Let’s see what `scatter_` does. First, we notice that its name ends with an underscore. As you learned in the previous chapter, this is a convention in PyTorch that indicates the method will not return a new tensor, but will instead modify the tensor in place. The arguments for `scatter_` are as follows:
- The dimension along which the following two arguments are specified
- A column tensor indicating the indices of the elements to scatter
- A tensor containing the elements to scatter or a single scalar to scatter (`1.0` in this case)

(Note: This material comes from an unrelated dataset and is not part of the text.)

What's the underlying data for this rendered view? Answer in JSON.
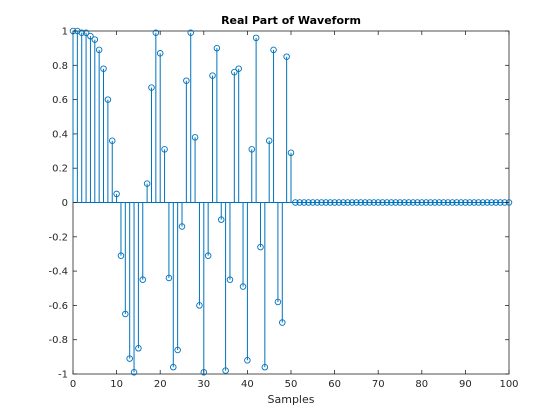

In other words, the previous invocation reads, “For each row, take the index of the target label (which coincides with the score in our case) and use it as the column index to set the value 1.0.” The end result is a tensor encoding categorical information.
The second argument of `scatter_`, the `index` tensor, is required to have the same number of dimensions as the tensor we scatter into. Since `target_onehot` has two dimensions `(4,898 × 10)`, we need to add an extra dummy dimension to target using `unsqueeze`:


In [56]:
target_unsqueezed = target.unsqueeze(1)
target_unsqueezed

tensor([[6],
        [6],
        ...,
        [7],
        [6]])

The call to unsqueeze adds a `singleton` dimension, from a 1D tensor of `4,898` elements to a 2D tensor of size `(4,898 × 1)`, without changing its contents—no extra elements are added; we just decided to use an extra index to access the elements. That is, we access the first element of target as `target[0]` and the first element of its unsqueezed counterpart as `target_unsqueezed[0,0]`.

PyTorch allows us to use class indices directly as targets while training neural net- works. However, if we wanted to use the score as a categorical input to the network, we would have to transform it to a one-hot-encoded tensor.